While the new President of the French Republic, Emmanuel Macron, is expected in Mali this Friday, the military strategy of the forces of Barkhane – which he is visiting in Gao – remains at the heart of the debates. A topic on which the French president is expected. Analysis.
This Friday, May 19, the new French president, Emmanuel Macron, is expected in Mali for a one-day visit to the French military in Gao. This travel, since the beginning of the week, is the subject of comments by the media of the two countries. In France yesterday, journalists and newspaper companies spoke up, by addressing an open letter to the president in which they protest against the management of his communication during the trip.
Two interviews with the Malian president Ibrahim Boubacar Keïta, who will go to Gao to welcome him … This is how the program of this trip of Emmanuel Macron to Mali looks like, the first in Africa since he took office on May 14. He will be accompanied by the Minister of the Armed Forces, Sylvie Goulard and the Minister of Foreign Affairs, Jean-Yves Le Drian. In Paris, voices have emerged to say that the new president could have passed first by N’Djamena, to greet the major general Xavier de Woillemont who commands the Barkhane Force. Under these conditions, he would be obliged to meet Idriss Deby Itno, and, for some, would be open to many critics.

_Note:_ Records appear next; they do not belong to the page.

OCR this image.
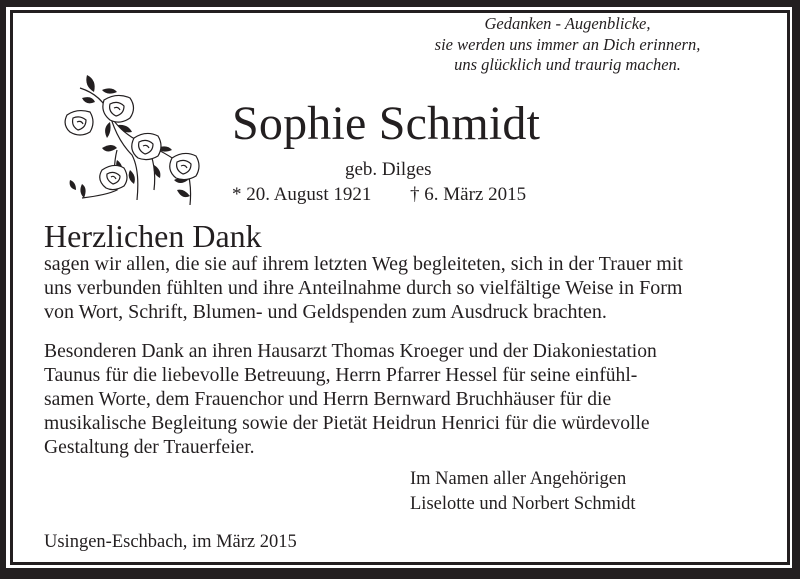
Gedanken - Augenblicke,
sie werden uns immer an Dich erinnern,
uns glücklich und traurig machen.
Sophie Schmidt
geb. Dilges
* 20. August 1921 † 6. März 2015
Herzlichen Dank
sagen wir allen, die sie auf ihrem letzten Weg begleiteten, sich in der Trauer mit
uns verbunden fühlten und ihre Anteilnahme durch so vielfältige Weise in Form
von Wort, Schrift, Blumen- und Geldspenden zum Ausdruck brachten.
Besonderen Dank an ihren Hausarzt Thomas Kroeger und der Diakoniestation
Taunus für die liebevolle Betreuung, Herrn Pfarrer Hessel für seine einfühl-
samen Worte, dem Frauenchor und Herrn Bernward Bruchhäuser für die
musikalische Begleitung sowie der Pietät Heidrun Henrici für die würdevolle
Gestaltung der Trauerfeier.
Im Namen aller Angehörigen
Liselotte und Norbert Schmidt
Usingen-Eschbach, im März 2015
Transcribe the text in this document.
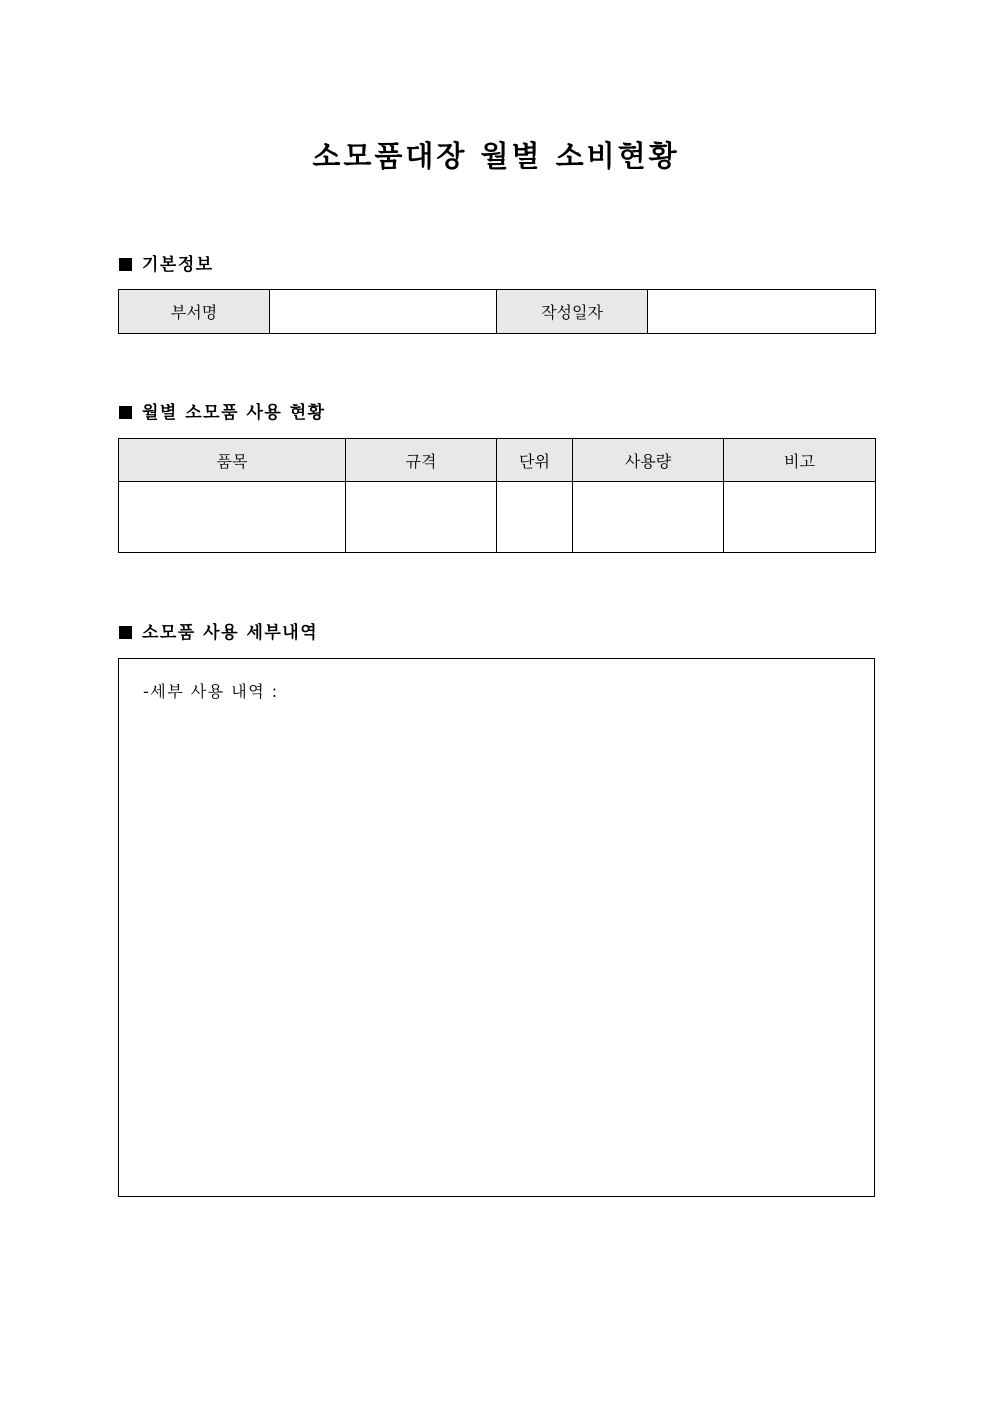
소모품대장 월별 소비현황
기본정보
부서명		작성일자	
월별 소모품 사용 현황
품목	규격	단위	사용량	비고

소모품 사용 세부내역
-세부 사용 내역 :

This visit, as we know, takes place in a context marked in recent years by the French military intervention in Mali in January 2013, to stop the advancement of the barbarian hordes of Al Qaeda in the Islamic Maghreb (AQIM), the Movement for Unity and Jihad in West Africa (MUJAO), by Ançar Eddine. This intervention has mainly allowed Mali to continue the political process, as well as to rebuild its security forces. But the political efforts of the Malian government only paid off when the armed groups finally signed the Algiers Agreements on June 20, 2015, allowing the country to embark on military reform initiatives.
But today, according to the most shared opinion, the situation in general has improved less than hoped few months after Operation Serval, which was replaced in August 2014 by Barkhane, whose forces are destined to fight terrorists in the Sahel. In a recent report entitled « Mali’s Next Battle », published in April 2017, the California-based research organization RAND Corporation notes that « the terrorist threat is persistent, and more worrying in some ways. The political process, despite the signing of the Algiers Agreements, remains fragile and unlikely to give what Mali’s international partners expect … ».
The terrorist threat has re-emerged in Mali. Islamist fighters are active. Guerrilla attacks, improvised explosive devices and other forms of asymmetric warfare are now part of daily life in the north as well as increasingly in the center (Mopti, Segou, Koulikoro). According to the same report, it is difficult to say what is causing this increase in the level of violence: « The Jihadists may have more recruits or funds, or have simply understood how to defeat tactics of the Malian armed forces, MINUSMA as well as France. Although it is recognized that Operation Serval significantly reduced the capacity of the Islamists and the number of their fighters. The method used by Barkhane in the desert is described as « a decapitation strategy » aimed at jihadist leaders. In December 2014, French forces killed Ahmed al-Tilemsi, one of the leaders and founding members of MUJAO, as well as Oumar Ould Hamaha.
Increasingly, experts are calling into question this strategy, which would ignore the root causes of terrorism in Mali. Especially as there is growing evidence from the field work that terrorist groups are supported and colluded with communities whose motivations lie in economic and political considerations, in addition to religious ones. In a recent interview with Sahelien.com, Yvan Guichaoua, a specialist in the Sahel and security issues, explains that « despite Barkhane, the jihadist activity has not faltered. It has even intensified and spread geographically in 2016. And the year 2017 began in the worst possible way, by the horrible attack of the MOC in Gao. The change is not only quantitative or geographical, it is also qualitative: jihadists work under a more unified banner, that of The Islamic and Muslim Support Group of Iyad Ag Ghaly, (even if there is competition embodied by Abu Walid Al-Sahrawi or Malam Dicko) and make it more complex. They are obliged to adapt to the opposition that Barkhane brings them. »
An analysis that reminds us that the end of the tunnel in the Malian conflict is still far away. And to the proposal of the Malian civil society and certain political parties to negotiate with certain Malian jihadists, such as Iyad Ag Ghaly and Hammadoun Koufa, Paris opposes an objection, preferring to stick to the postulate according to which « we don’t negotiate with terrorists ». If there is a topic on which Emmanuel Macron is expected in Mali, it is this Barkhane strategy that is increasingly being discussed in a Sahel region where, in lack of solutions, the international community tries hard contain the problem, prevent it from exploding. For the Sahel has become a powder keg.